Rubino: Why Recession Is Imminent, In Three Charts

The idea that the world’s central banks can inflate the biggest financial bubble in human history — appropriately called the everything bubble — and then deflate it gently into a soft landing is mathematically and philosophically impossible. So the question is not if but when we get a bust that’s commensurate with the boom.

Based on the following three indicators, that bust is imminent.

Massively inverted yield curve
When short-term interest rates rise above long-term rates, a slowdown usually follows. That’s because traditional banks (though not necessarily the monstrous hedge funds that the biggest banks have evolved into) make most of their money by borrowing short and lending long. In normal times, long-term rates are higher than short-term, reflecting the higher risk of lending into the distant future, so the spread between a bank’s borrowing and lending rates produces a nice spread, which translates into a decent profit.

Invert the yield curve by pushing short-term rates above long-term rates, and this business model breaks down. Banks stop making suddenly-unprofitable loans, their customers have less money to spend and invest, and the economy shrinks.

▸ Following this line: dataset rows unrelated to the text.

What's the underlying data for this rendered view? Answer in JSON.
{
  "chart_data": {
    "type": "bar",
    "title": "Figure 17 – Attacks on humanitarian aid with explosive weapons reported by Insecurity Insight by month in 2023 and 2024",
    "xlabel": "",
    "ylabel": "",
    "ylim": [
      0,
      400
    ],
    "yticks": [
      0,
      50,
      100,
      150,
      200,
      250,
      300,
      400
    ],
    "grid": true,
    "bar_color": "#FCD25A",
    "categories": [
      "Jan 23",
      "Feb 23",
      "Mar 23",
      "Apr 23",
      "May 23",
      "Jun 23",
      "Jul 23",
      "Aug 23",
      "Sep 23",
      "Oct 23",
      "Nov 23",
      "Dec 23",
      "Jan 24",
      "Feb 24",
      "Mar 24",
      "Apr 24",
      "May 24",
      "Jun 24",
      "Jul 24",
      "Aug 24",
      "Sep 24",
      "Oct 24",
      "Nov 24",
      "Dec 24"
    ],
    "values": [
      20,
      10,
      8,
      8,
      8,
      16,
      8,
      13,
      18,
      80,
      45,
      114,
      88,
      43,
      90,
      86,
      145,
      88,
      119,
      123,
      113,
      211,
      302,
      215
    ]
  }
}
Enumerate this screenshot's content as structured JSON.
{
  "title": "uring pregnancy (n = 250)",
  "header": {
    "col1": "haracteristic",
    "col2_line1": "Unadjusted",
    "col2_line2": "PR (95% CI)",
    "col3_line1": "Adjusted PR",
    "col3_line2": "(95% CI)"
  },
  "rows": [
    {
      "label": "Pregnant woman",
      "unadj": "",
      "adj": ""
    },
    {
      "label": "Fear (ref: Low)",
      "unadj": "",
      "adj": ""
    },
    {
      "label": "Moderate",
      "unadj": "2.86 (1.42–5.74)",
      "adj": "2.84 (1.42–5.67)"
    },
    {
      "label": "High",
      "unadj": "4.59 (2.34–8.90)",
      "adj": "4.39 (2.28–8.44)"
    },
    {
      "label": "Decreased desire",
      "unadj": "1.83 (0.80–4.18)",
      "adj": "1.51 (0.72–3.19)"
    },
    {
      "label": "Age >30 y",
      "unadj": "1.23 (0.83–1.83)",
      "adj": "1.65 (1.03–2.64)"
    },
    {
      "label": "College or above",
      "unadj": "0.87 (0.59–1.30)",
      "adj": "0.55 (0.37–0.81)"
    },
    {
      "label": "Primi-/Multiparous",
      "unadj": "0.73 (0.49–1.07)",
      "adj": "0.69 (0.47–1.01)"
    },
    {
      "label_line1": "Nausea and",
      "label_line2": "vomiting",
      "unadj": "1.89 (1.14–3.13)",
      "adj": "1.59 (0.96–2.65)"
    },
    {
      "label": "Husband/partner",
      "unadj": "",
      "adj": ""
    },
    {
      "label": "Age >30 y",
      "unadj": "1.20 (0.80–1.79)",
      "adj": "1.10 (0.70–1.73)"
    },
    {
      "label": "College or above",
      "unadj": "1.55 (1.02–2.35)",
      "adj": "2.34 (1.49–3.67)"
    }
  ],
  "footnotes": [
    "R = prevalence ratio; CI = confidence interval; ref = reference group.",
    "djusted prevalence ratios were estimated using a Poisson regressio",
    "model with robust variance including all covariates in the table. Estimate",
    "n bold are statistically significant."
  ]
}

Note two things on the following chart, which depicts the spread between 10-year and 2-year Treasury bond yields. First, when this spread went slightly negative (i.e., 2-year rates higher than 10-year) in 2000 and 2007, recession followed within a year or so. Second, today’s yield curve is a lot more than slightly negative. It is, in fact, one for the record books, implying that the credit markets expect a dramatic slowdown.